Toxocara spp. & Toxacaris leonina

This is most common type of worm to affect dogs and cats. Studies show that up to 30% of dogs and 70% of puppies are infested with Toxocara canis1,2 and a recent Irish study showed that 32% of cats were infested with Toxocara cati3.

Pets can become infected in a number of ways: by eating soil contaminated with eggs, by hunting and by eating rodents.Puppies and kittens can be infected from their mother’s milk.

DID YOU KNOW?

Roundworms can lay up to 200,000 eggs per day!

Infection does not usually cause symptoms in adult dogs and cats, but can cause serious disease in puppies and kittens, including weight loss, diarrhoea and respiratory problems.

Human risk:

Toxocara spp. worms (AKA roundworms) can affect humans if eggs are accidentally ingested. Children are most at risk, as they may play in areas such as sandpits and gardens where worm eggs are commonly found. The parasite can cause a variety of problems, including damage to the liver, lungs or eyes.

Regular treatment will help to protect your pet and this will help to protect your family too.

 Kids in Sandbox

HOOKWORMS

Ancylostoma tubaeformeA. BrazilienseUncinaria stenocephala

Hookworms are relatively uncommon in pet dogs and cats in Ireland.

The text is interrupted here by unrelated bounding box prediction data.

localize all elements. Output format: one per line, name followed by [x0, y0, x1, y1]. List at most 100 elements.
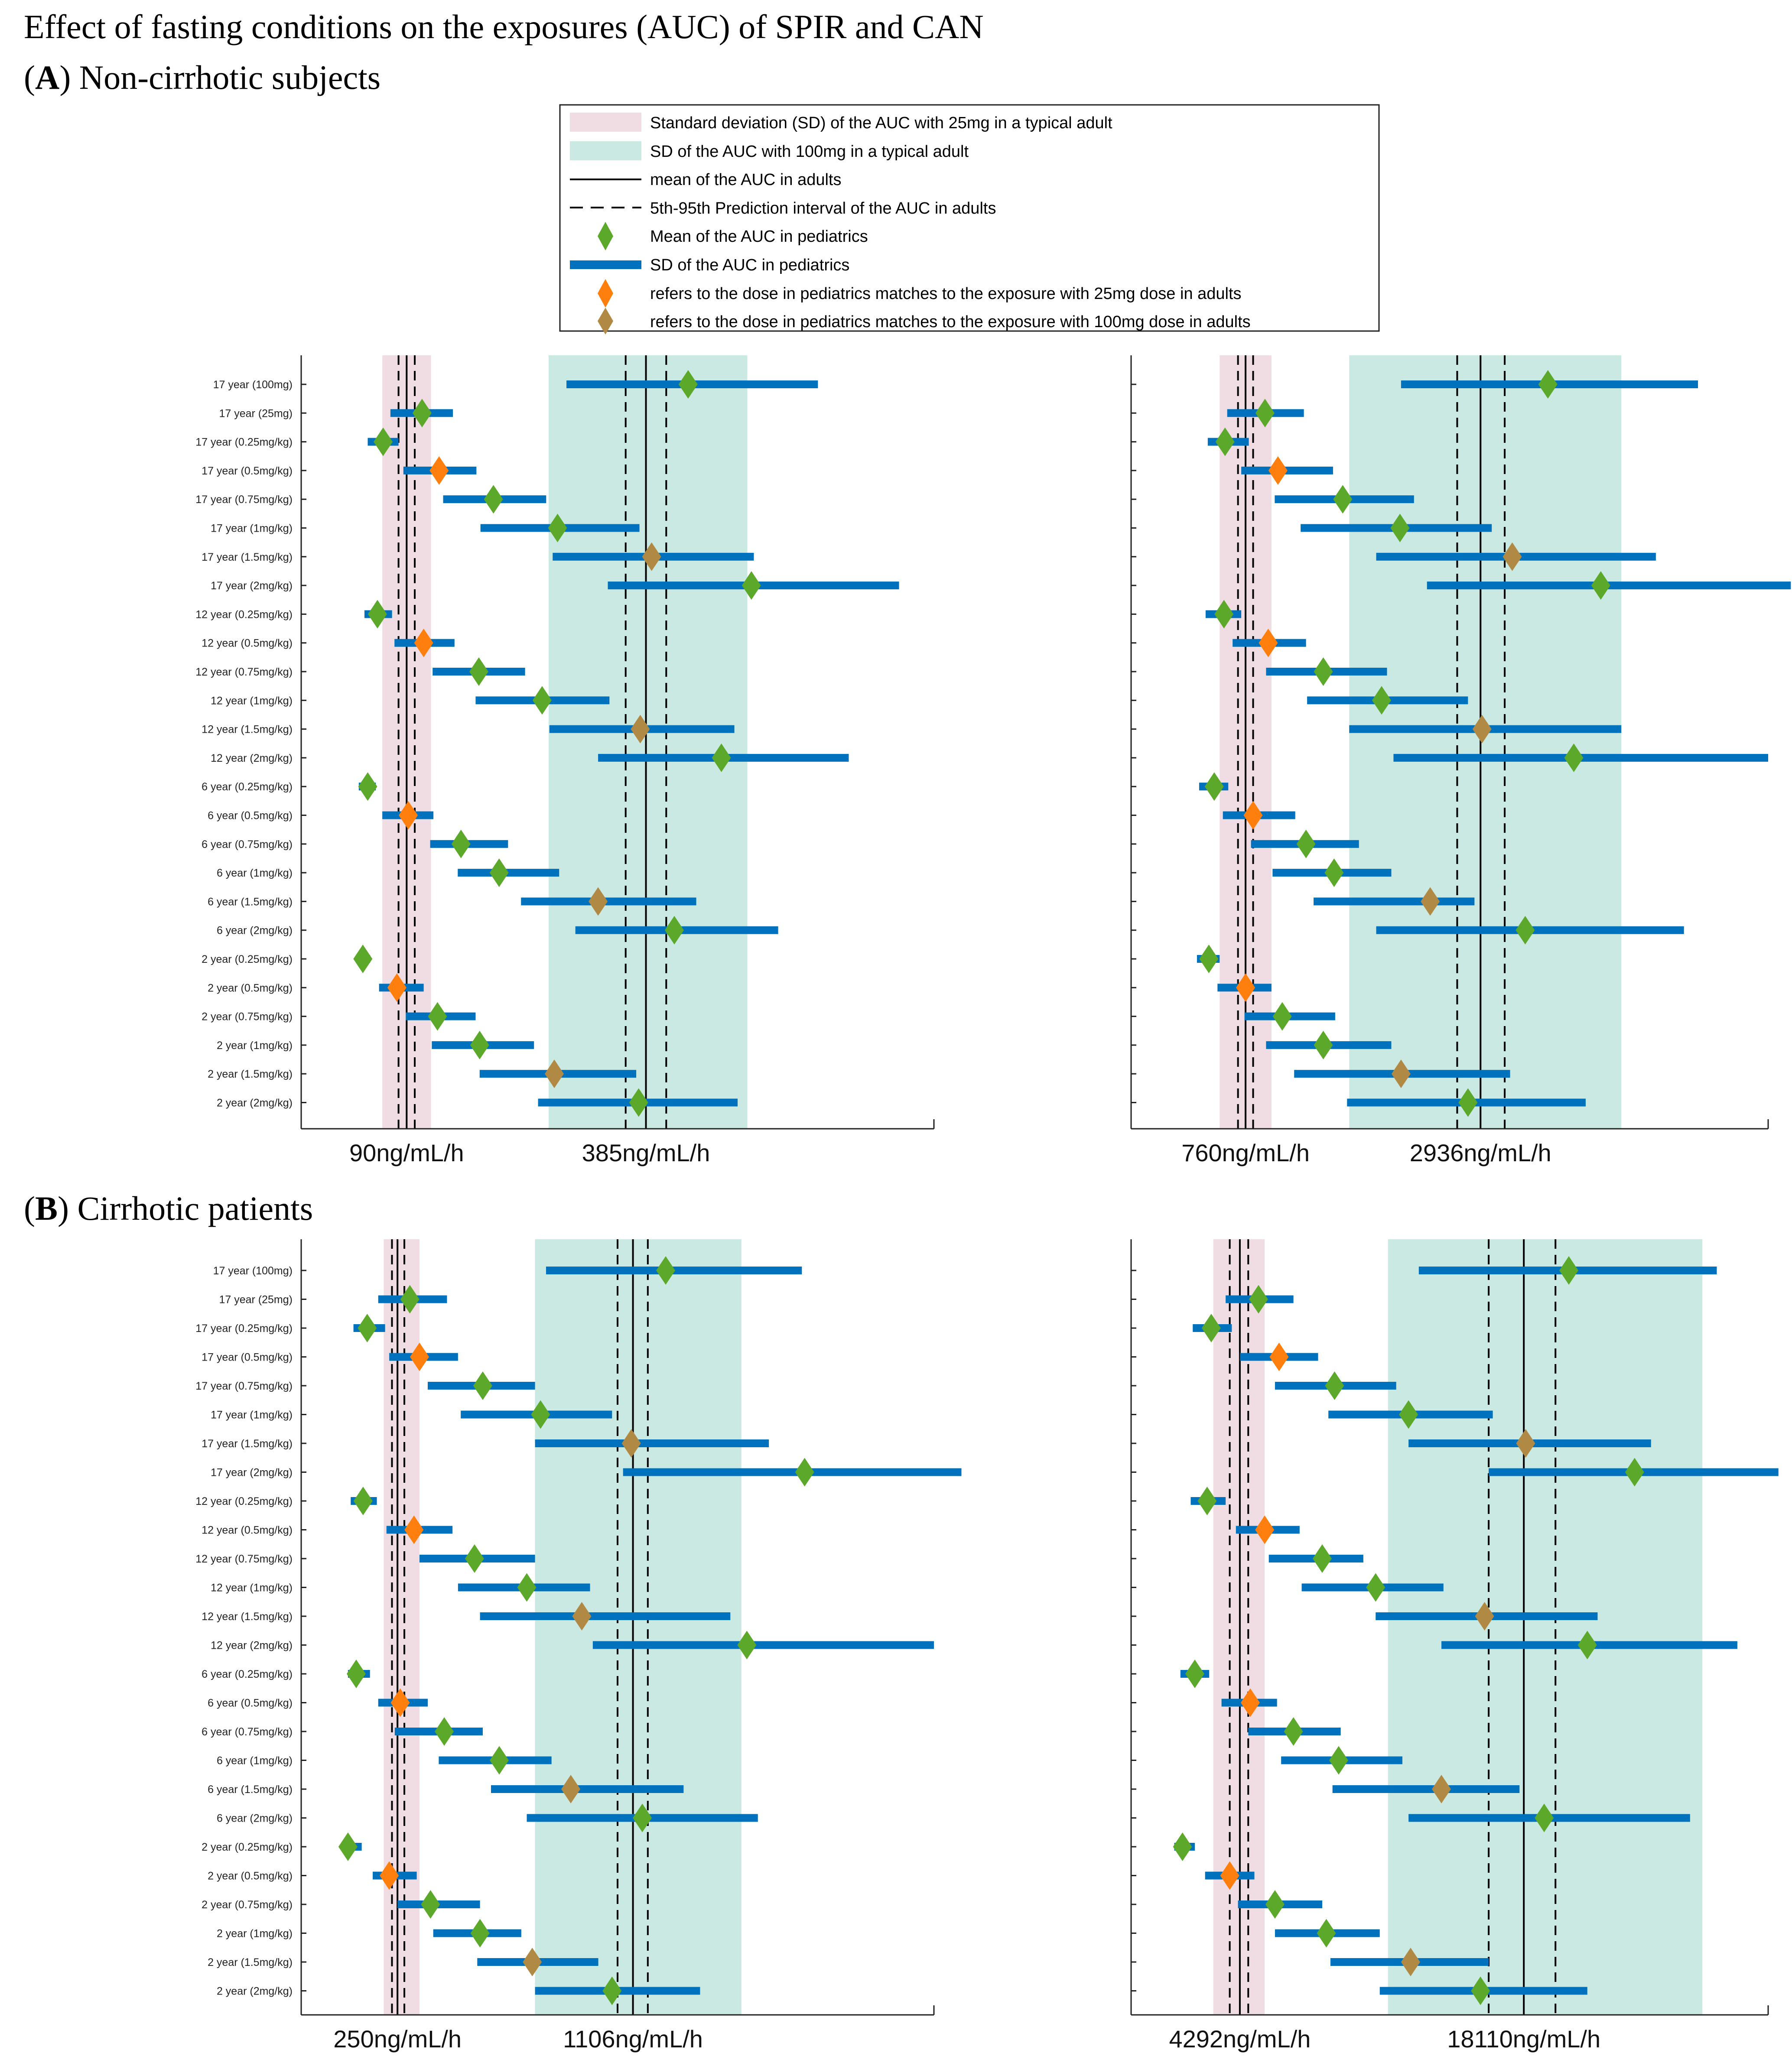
legend-label-sd100: SD of the AUC with 100mg in a typical ad… — [650, 143, 969, 161]
category-label: 12 year (0.5mg/kg) — [202, 637, 293, 650]
mean-diamond — [795, 1458, 814, 1487]
category-label: 12 year (1.5mg/kg) — [202, 1611, 293, 1623]
mean-diamond — [353, 945, 373, 973]
panel-b-right: 4292ng/mL/h 18110ng/mL/h — [1130, 1239, 1779, 2053]
mean-diamond — [1333, 485, 1353, 514]
category-label: 6 year (1mg/kg) — [217, 1755, 293, 1767]
category-label: 6 year (1.5mg/kg) — [208, 1783, 293, 1796]
mean-diamond — [665, 916, 684, 945]
category-label: 2 year (1.5mg/kg) — [208, 1068, 293, 1080]
section-a-label: ) Non-cirrhotic subjects — [59, 58, 381, 96]
category-label: 12 year (2mg/kg) — [211, 752, 293, 764]
mean-diamond — [1503, 542, 1522, 571]
sd-band-100mg — [548, 355, 748, 1129]
legend-swatch-sd25 — [570, 113, 641, 132]
sd-bar — [592, 1641, 934, 1649]
mean-diamond — [548, 513, 567, 542]
mean-diamond — [1559, 1256, 1579, 1285]
legend-swatch-orange-diamond — [598, 279, 613, 308]
mean-diamond — [1564, 743, 1584, 772]
mean-diamond — [1255, 1515, 1275, 1544]
sd-bar — [491, 1785, 684, 1793]
category-label: 12 year (1.5mg/kg) — [202, 724, 293, 736]
sd-bar — [623, 1468, 962, 1476]
mean-diamond — [1401, 1948, 1420, 1976]
legend-label-ped-mean: Mean of the AUC in pediatrics — [650, 227, 868, 246]
mean-diamond — [390, 1688, 410, 1717]
mean-diamond — [1516, 916, 1535, 945]
category-label: 17 year (1mg/kg) — [211, 523, 293, 535]
mean-diamond — [1390, 513, 1410, 542]
mean-diamond — [1591, 571, 1610, 600]
section-b-heading: (B) Cirrhotic patients — [24, 1189, 313, 1227]
mean-diamond — [451, 829, 471, 858]
mean-diamond — [1201, 1314, 1221, 1342]
mean-diamond — [1475, 1602, 1494, 1631]
mean-diamond — [1173, 1832, 1192, 1861]
category-label: 2 year (0.75mg/kg) — [202, 1899, 293, 1911]
category-label: 12 year (2mg/kg) — [211, 1640, 293, 1652]
x-tick-label: 90ng/mL/h — [349, 1139, 464, 1166]
mean-diamond — [678, 370, 698, 399]
category-label: 17 year (0.75mg/kg) — [195, 494, 293, 506]
panel-a-left: 90ng/mL/h 385ng/mL/h 17 year (100mg) 17 yea… — [195, 355, 935, 1166]
category-label: 6 year (1mg/kg) — [217, 867, 293, 879]
mean-diamond — [470, 1919, 490, 1948]
mean-diamond — [1197, 1487, 1217, 1515]
mean-diamond — [1391, 1059, 1411, 1088]
mean-diamond — [1317, 1919, 1336, 1948]
category-label: 2 year (1.5mg/kg) — [208, 1956, 293, 1969]
mean-diamond — [737, 1631, 757, 1660]
mean-diamond — [1472, 715, 1492, 744]
sd-band-100mg — [535, 1239, 742, 2015]
category-label: 17 year (100mg) — [213, 379, 293, 391]
sd-bar — [1314, 897, 1475, 906]
category-label: 2 year (0.25mg/kg) — [202, 1841, 293, 1853]
mean-diamond — [387, 973, 407, 1002]
category-label: 6 year (0.25mg/kg) — [202, 781, 293, 793]
category-label: 17 year (2mg/kg) — [211, 580, 293, 592]
category-label: 12 year (0.75mg/kg) — [195, 1553, 293, 1565]
mean-diamond — [1372, 686, 1392, 715]
category-label: 17 year (0.5mg/kg) — [202, 465, 293, 477]
mean-diamond — [1199, 945, 1219, 973]
mean-diamond — [410, 1342, 429, 1371]
mean-diamond — [399, 801, 418, 830]
mean-diamond — [602, 1976, 622, 2005]
mean-diamond — [428, 1002, 447, 1031]
mean-diamond — [1268, 456, 1288, 485]
x-tick-label: 760ng/mL/h — [1181, 1139, 1310, 1166]
legend-swatch-green-diamond — [598, 222, 613, 250]
mean-diamond — [1625, 1458, 1644, 1487]
x-tick-label: 18110ng/mL/h — [1447, 2025, 1600, 2053]
legend-label-sd25: Standard deviation (SD) of the AUC with … — [650, 114, 1112, 132]
category-label: 17 year (25mg) — [219, 407, 293, 419]
section-b-letter: B — [35, 1189, 58, 1227]
x-tick-label: 385ng/mL/h — [582, 1139, 710, 1166]
mean-diamond — [338, 1832, 358, 1861]
mean-diamond — [489, 858, 509, 887]
legend-swatch-bar — [570, 260, 641, 269]
category-label: 17 year (1.5mg/kg) — [202, 551, 293, 563]
legend-swatch-sd100 — [570, 141, 641, 160]
category-label: 12 year (0.5mg/kg) — [202, 1524, 293, 1537]
mean-diamond — [490, 1746, 509, 1775]
mean-diamond — [421, 1890, 440, 1919]
mean-diamond — [633, 1803, 652, 1832]
mean-diamond — [429, 456, 449, 485]
mean-diamond — [1399, 1400, 1418, 1429]
category-label: 2 year (1mg/kg) — [217, 1928, 293, 1940]
category-label: 2 year (2mg/kg) — [217, 1985, 293, 1998]
mean-diamond — [1458, 1088, 1478, 1117]
mean-diamond — [532, 686, 552, 715]
section-a-letter: A — [35, 58, 59, 96]
mean-diamond — [1243, 801, 1263, 830]
legend-label-pi: 5th-95th Prediction interval of the AUC … — [650, 199, 996, 218]
category-label: 17 year (0.5mg/kg) — [202, 1351, 293, 1364]
mean-diamond — [1204, 772, 1224, 801]
mean-diamond — [1535, 1803, 1554, 1832]
mean-diamond — [642, 542, 661, 571]
category-label: 17 year (0.25mg/kg) — [195, 1322, 293, 1335]
category-label: 6 year (2mg/kg) — [217, 925, 293, 937]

Infection can occur through eating larvae from the environment. The adult worms in the intestine feed off blood and some blood may pass in the faeces which typically turns faeces a blackish colour.

 TAPEWORMS

Tapeworms are less common than roundworms, and do not usually cause symptoms. The two main types of tapeworm found in pets in Ireland are Dipylidium caninum (flea tapeworm) and Taenia species.

Dipylidium caninum (flea tapeworm)

Pets become infested by ingesting fleas. Good control of fleas will prevent this tapeworm.

Taenia species.

Pets become infested by hunting and eating rodents or eating uncooked meat / carcasses. If your cat regularly hunts AND eats rodents, ask your vet about treatment for Taenia spp. tapeworms.

 

 

  1. Overgaauw et al., Veterinary and public health aspects of Toxocara spp. Veterinary Parasitology 2013, 398–403.
  2. Helminthoses digestives des carnivores domestiques. EMC, Veterinaire, Gastroenterologies, 0300, 2010.
  3. Power, C. et al. The prevalence of gastrointestinal and cardio-respiratory parasites in stray dogs and cats in Ireland. Poster presentation at ESCCAP Europe Congress, April 2018.